Ask HN: Why is curl | sh so frowned upon?
I'd like to know why curl | sh is so frowned upon on community forums. Is the risk of being compromised with curl | sh higher than wget; sh?
When I install software the normal way (without curl | sh), I don't audit the complete source code of the software anyway. So in either case I have to trust the domain that is serving me the software.
Then if curl | sh is frowned upon, should wget and sh and other ways of installing software be also frowned upon?
14 comments
[ 4.2 ms ] story [ 41.1 ms ] threadAFAIK, it’s not “piping to a shell” that can be detected, but the use of curl. That is trivial to do by looking at the user agent string. I don’t know whether it can also be done if that is spoofed using -A "user agent". Doing that makes that curl | sh command a lot less nice, though.
https://web.archive.org/web/20230325190353/https://www.idont...
[original article has an expired cert]
They typically rely on the fact that the downloaded source code is being executed as it is being downloaded so you can leave things like "sleep 5" and detect the delay in fetching from the client.
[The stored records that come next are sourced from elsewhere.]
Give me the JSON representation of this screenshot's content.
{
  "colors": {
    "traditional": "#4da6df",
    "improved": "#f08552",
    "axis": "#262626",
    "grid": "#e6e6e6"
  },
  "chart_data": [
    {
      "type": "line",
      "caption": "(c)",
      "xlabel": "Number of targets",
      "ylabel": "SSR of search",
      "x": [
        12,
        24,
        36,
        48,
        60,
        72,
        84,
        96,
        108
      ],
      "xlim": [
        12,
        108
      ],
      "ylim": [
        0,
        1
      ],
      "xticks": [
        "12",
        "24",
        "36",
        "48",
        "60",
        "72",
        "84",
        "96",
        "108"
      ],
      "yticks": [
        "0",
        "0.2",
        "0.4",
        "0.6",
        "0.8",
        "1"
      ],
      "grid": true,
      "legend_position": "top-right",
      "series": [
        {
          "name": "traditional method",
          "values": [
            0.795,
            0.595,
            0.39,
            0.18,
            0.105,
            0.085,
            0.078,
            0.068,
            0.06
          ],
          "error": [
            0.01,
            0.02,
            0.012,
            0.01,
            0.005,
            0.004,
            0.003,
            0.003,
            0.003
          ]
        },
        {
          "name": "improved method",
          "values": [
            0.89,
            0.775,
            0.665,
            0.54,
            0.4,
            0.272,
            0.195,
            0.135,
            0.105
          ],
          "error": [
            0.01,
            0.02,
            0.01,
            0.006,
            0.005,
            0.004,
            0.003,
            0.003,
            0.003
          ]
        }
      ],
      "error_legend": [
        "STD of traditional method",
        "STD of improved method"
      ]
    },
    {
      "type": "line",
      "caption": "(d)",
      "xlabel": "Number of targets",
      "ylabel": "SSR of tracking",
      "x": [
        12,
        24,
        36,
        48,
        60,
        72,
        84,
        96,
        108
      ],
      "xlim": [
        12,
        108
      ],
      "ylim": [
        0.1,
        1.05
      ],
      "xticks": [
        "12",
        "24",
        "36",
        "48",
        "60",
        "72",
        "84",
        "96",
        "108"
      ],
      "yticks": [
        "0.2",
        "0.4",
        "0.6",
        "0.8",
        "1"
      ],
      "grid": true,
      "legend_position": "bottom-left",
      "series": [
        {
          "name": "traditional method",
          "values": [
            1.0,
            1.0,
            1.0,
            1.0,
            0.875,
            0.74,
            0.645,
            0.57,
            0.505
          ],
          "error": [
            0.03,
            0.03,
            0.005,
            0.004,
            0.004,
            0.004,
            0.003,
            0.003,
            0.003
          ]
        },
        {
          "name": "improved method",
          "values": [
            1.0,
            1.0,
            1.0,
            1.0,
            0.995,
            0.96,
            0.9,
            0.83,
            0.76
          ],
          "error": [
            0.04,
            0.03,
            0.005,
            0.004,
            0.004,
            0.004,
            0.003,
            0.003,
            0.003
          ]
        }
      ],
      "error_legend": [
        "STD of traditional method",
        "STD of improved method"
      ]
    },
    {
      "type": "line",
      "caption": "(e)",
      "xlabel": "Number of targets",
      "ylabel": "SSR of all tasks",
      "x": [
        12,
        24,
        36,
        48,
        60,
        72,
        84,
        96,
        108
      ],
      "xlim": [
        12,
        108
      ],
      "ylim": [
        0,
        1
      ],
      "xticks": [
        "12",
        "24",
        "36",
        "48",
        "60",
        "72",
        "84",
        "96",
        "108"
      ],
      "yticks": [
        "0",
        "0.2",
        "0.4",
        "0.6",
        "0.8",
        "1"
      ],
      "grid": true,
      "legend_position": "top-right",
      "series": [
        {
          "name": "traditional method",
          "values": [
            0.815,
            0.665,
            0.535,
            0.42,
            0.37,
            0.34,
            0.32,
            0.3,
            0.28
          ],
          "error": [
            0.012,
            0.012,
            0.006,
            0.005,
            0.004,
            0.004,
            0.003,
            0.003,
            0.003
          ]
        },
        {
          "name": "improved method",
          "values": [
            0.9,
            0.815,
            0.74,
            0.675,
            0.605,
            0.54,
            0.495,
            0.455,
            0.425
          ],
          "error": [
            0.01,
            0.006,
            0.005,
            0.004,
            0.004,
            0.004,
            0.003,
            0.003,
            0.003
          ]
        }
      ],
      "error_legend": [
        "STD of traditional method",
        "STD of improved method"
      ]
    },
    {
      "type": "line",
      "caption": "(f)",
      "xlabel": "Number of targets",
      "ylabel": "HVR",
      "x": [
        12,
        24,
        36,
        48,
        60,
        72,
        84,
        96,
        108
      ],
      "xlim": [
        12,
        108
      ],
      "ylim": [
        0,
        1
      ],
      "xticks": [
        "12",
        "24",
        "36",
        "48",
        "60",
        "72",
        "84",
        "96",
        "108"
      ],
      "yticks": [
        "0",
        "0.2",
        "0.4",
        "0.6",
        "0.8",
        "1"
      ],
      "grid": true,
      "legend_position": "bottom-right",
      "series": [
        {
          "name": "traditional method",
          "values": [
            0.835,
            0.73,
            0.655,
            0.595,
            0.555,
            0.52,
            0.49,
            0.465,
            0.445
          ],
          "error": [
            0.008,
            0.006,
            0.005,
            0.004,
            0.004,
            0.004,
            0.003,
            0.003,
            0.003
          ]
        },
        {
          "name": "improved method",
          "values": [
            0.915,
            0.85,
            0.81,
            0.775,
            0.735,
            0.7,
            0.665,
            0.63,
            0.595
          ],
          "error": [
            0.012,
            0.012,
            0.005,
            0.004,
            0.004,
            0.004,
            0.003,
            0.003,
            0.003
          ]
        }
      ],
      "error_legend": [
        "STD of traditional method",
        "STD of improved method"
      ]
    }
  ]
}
The best thing to do is to download first and then execute.
Also good installer scripts first define a function and then call the function at the very end of the script so that they don't half-execute some function in case the network connection is disrupted.
A malicious host (or a malicious actor who has compromised a trusted host) can detect that you're piping to bash in a few ways, and then by modifying the response, they're executing commands undetectably outside your shell history, potentially setting up reverse shells, installing rootkits etc.
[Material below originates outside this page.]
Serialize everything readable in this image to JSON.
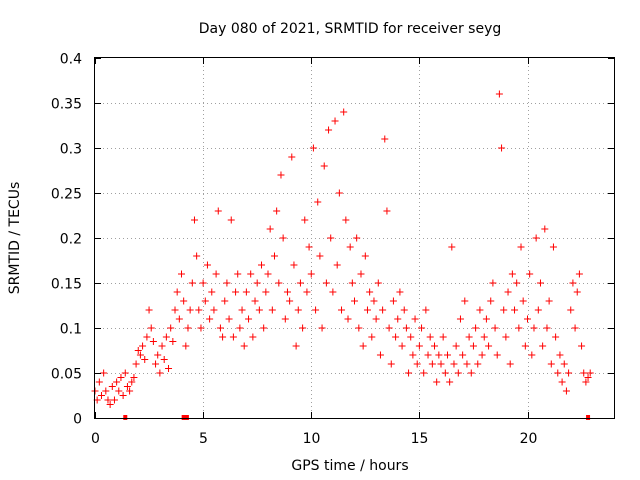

If you're doing it in a sealed environment... Still yikes honestly. I would prefer acquiring software from auditable sources.
At least if you download the file before you run it, you can check the checksum / do a sanity check of the file before you run it, as others have mentioned.
But nobody is saying or has ever said that it has anything at all to do with the download tool. Piping wget versus curl makes zero difference. Also, suggesting that installing via sh is a related issue is completely incorrect thinking. You might as well suggest that using a keyboard on your computer can be frowned upon since doing things on a keyboard could lead to compromise. The statement is true, but ridiculous and not helpful.
It's just not great from a security and trust point of view.
It's also important to remember that bit-squatting is a thing, and just because you think you're making a request to github.com doesn't mean you are, a bit might flip from gamma rays or heat and you end up requesting a shell script from jithub that can now straight own your machine.
Use an `http` url or ignore cert warnings? the great firewall of china or someone who's owned the cafe you are sitting in can own your machine.
It also sidesteps the hygiene of checksumming the resources you download to ensure that the thing you downloaded is what you expected to download.
copy pasting things from the web and putting them on your terminal is also considered insecure: https://www.wizer-training.com/blog/copy-paste
That's also ignoring that you can curl the wrong url and then pass a whole lot of crap to sh.